A plea for compassion for the slow learners

They are not potential rocket scientists. Most are not college material. Most cannot write a coherent paragraph and they are fourteen years old, raised in schools in the United States. Some may be the victim of poor teachers and poor instruction. But many are just… slow.

We go over and over the multistep equations. I try multiple approaches to get the idea across. The idea dies before my eyes. I am particularly fascinated by the homework papers turned in without a single correct answer. These papers are virtually always written by girls who wish to please me by doing their homework even though they manifestly have no clue what the symbols on the sheet mean.

I should not be inflicting this homework on these girls. We have to teach certain concepts, I am told, in order to get them ready for the state test. But they can’t get ready for the state test. Hell, they can’t add fractions.

These are the lost children. These are the fucked children, victims of an agenda which has no room for slow learners. Get them help, politicians say. We have to get these students ready for college.

Here’s the dirty secret: We can’t get some of them ready for college — not a real college, anyway, a college with standards that graduates students who can read, write and cipher. If after years of intensive interventions a kid still can’t remember how to turn a fraction into a decimal, with or without review, that college fantasy is a bureaucrat’s dream and a student’s nightmare.

What do these slow learners need? They need a time machine. They need to go back to the past where they would have been channeled into classes with other students who were operating at their learning levels. They need those vocational classes that we have been gutting in the name of No Child Left Behind.

One of my Facebook friends is a former student who is learning auto repair at his local community college. He’s a great kid, one of those kids who brightens up any classroom. I’m perfectly happy for him. I have to ask, though, why he has to pay all this money to get a certification that he ought to have been able to mostly complete in high school. Those classes are all gone now, the equipment sitting idle in empty rooms.
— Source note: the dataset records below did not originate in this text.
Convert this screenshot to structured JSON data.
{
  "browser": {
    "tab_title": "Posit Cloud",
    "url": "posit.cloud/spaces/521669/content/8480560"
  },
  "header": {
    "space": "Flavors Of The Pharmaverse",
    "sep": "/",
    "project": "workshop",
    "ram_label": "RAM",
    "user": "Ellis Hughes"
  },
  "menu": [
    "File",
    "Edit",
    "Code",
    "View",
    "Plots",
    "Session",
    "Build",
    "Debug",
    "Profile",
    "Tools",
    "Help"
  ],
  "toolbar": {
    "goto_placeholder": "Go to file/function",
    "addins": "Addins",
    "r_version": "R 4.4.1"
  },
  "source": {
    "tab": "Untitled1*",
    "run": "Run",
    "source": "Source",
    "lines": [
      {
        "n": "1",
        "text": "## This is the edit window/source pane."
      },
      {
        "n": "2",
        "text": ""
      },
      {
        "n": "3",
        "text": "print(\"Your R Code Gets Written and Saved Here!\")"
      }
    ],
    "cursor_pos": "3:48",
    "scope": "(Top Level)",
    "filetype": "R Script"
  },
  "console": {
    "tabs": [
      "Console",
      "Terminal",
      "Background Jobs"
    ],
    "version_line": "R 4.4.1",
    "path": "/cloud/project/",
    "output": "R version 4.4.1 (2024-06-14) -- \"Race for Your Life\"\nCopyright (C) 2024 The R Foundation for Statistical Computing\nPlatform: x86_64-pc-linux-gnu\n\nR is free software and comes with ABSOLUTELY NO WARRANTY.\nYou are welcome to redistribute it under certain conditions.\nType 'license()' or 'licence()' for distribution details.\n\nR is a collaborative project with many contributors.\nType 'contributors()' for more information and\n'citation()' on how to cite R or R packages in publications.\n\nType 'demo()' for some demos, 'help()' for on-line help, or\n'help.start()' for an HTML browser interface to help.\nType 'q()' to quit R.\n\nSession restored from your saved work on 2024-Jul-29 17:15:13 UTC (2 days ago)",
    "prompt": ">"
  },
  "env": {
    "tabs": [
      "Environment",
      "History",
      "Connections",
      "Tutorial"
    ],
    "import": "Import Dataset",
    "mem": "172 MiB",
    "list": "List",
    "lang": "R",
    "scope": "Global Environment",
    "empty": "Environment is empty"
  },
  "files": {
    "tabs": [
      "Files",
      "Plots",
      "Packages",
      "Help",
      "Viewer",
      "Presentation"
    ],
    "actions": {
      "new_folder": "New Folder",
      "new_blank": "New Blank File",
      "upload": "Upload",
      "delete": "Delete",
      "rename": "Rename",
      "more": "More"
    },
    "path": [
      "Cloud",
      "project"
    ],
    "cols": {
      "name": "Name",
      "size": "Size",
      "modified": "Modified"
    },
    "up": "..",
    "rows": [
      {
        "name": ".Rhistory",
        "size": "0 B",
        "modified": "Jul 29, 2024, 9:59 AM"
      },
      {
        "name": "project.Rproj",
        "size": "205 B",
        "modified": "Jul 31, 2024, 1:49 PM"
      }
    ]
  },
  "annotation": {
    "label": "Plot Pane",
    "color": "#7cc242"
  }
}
I want to ask my readers to do the following: Put yourself in the shoes of those slow learners. You have books you can’t read, tests and homework you can’t do, and the pressure is unrelenting to learn ideas that have eluded you for years. You are getting special help, but that help is still presenting you with material that is 4 or more years above your actual, documented learning-level. How do you feel? How are you benefitting from your interventions? Keep in mind that the other kids always notice special interventions and some of them may be making fun of you, too. Kids can be especially cruel in middle school.